At 7 million actual holders of credit cards, the usage or penetration of plastic money by Filipinos is still significantly below that of its neighbors in Asia, mainly because Filipinos are still averse or allergic to credit cards. This makes the Philippines one of the least leveraged countries in terms of household debt.
This was the observation of Alex Ilagan, Executive Director of Credit Card Association of the Philippines (CCAP), as it celebrated its 35th founding anniversary at the Hotel Intercontinental.
Though the CCAP considers the prudence of Filipinos as a “big competitor to credit cards” still this is more positive for us because our “biggest enemy is bad debt,” Ilagan said.
The growth of the credit card industry has been at 5 percent a year and this is because aside from being prudent, Filipinos who have had bad experiences with credit card fraud and thefts have shied away even more from getting such plastic money, said Ilagan.
There are currently 12-member banks that offer credit cards to augment their lending portfolios. The newest entrants are Asia United Bank and China Bank, Simon Calasanz, CCAP Chairman said.
The industry has been proactively addressing issues on credit card thefts and frauds, in close collaboration with the Bangko Sentral ng Pilipinas, which lately required the adoption of the EMV (European Master Visa) standards, considered the most stringent and safe worldwide for cardholders.
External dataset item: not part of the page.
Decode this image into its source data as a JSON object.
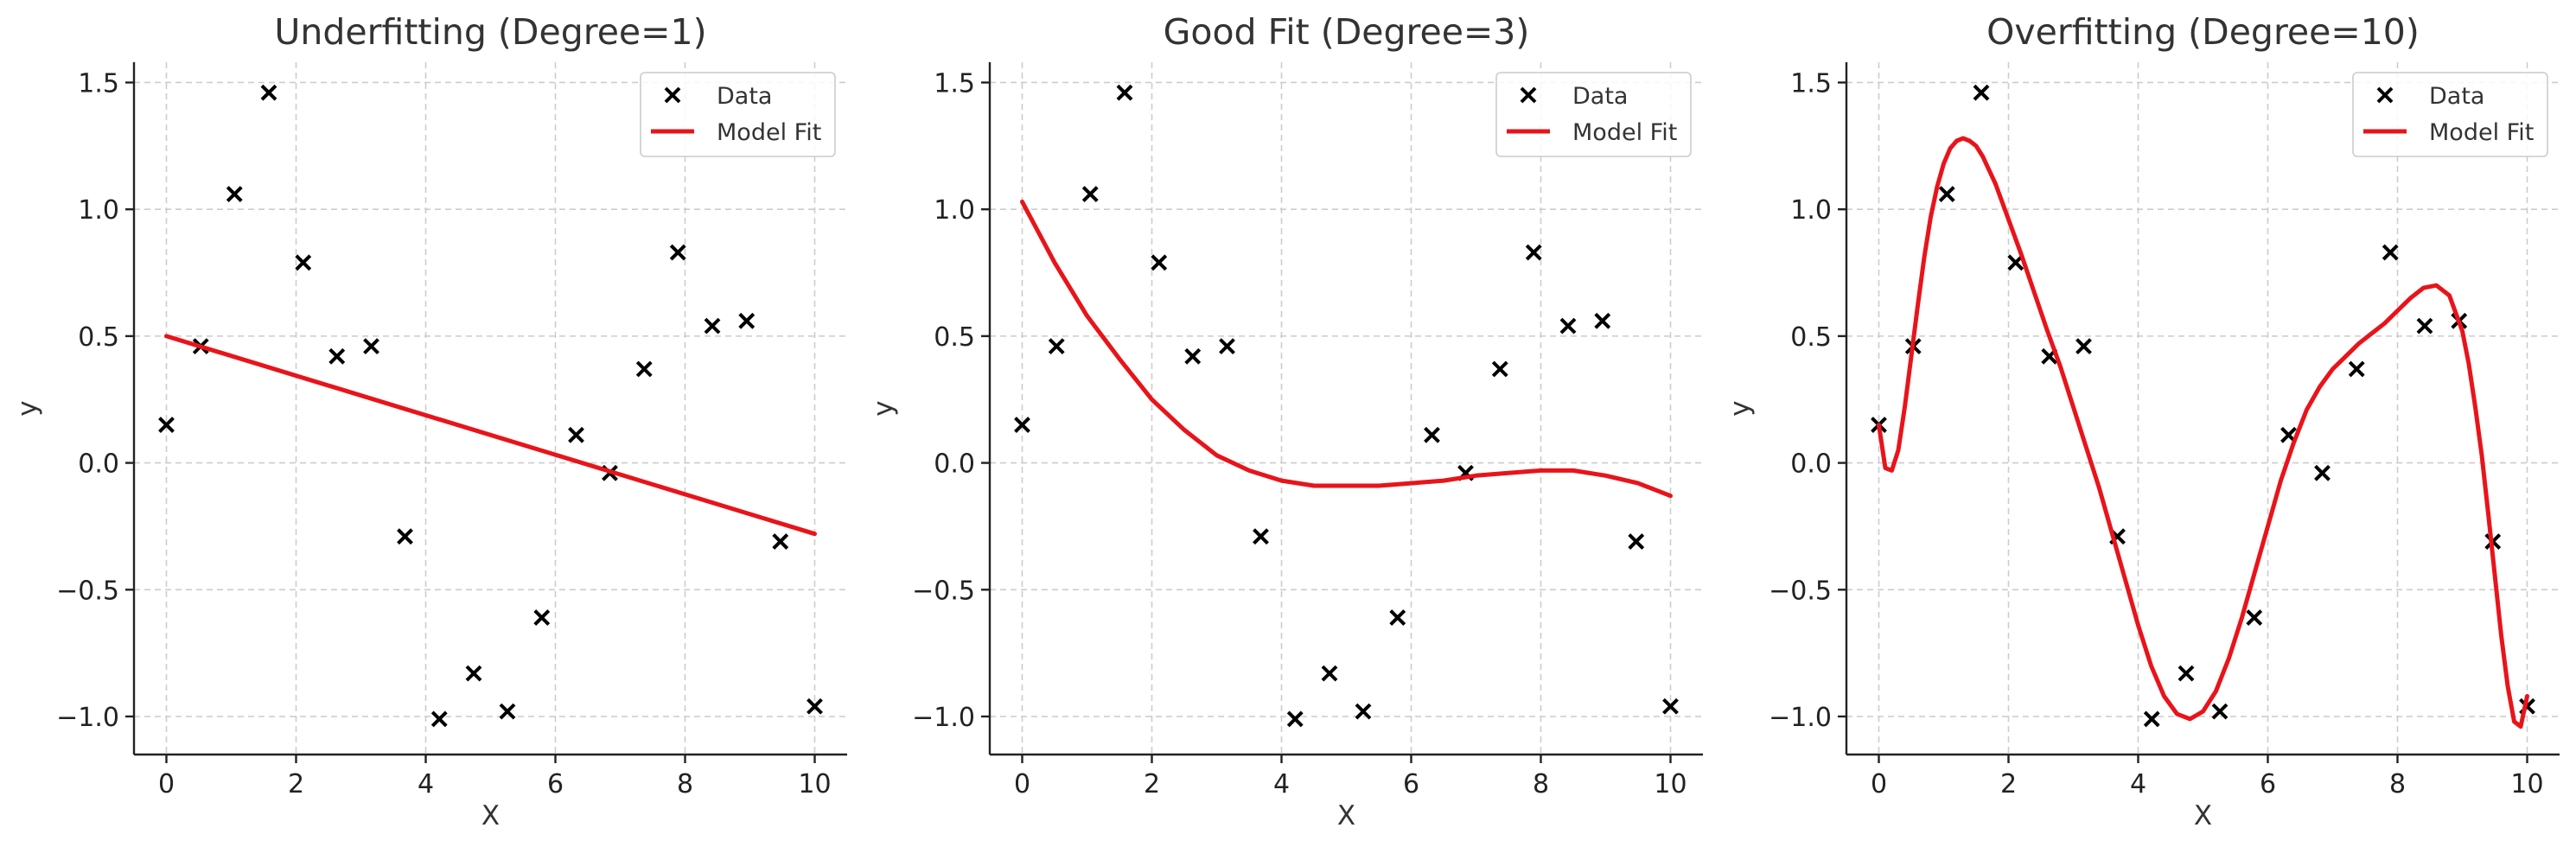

In terms of savings depositors of 30 million people, the credit card holders of 7 million is still way below but with some banks now offering debit cards (which function like credit cards except that they are backed by savings deposits), there has been some shift in consumer behavior with some feeling their way into acquiring credit cards eventually, explained Harrison Gue, CCAP President from the Metrobank group.
Calasanz said the credit card sector could have grown faster had it been backed by a national identification card system — for easier access to customer demographics, which had taken so long to materialize, lagging even behind Africa, which now has a national ID.
As to the future trend of credit card, Gue said in the not too distant future, the industry would be adopting the contactless technology, especially for point of sales transactions, to ensure against card and data fraudsters.
Although the credit card bill was passed in 2009, the implementing rules and regulations defining the parameters, operations and data sharing among the industry players and allied sectors have yet to be passed, thereby leaving the industry alone to police its ranks, Ilagan said.
Aside from the absence of a national ID system, the industry also bewails the poor logistics infrastructure, particularly the postal system, which results in delayed deliveries of balance statements of cardholders, resulting in disgruntled clientele who end up withdrawing from the credit card system, Calasanz said.
Around 35 percent of mall sales are actually done through credit card while the bulk is still through cold cash, Gue added.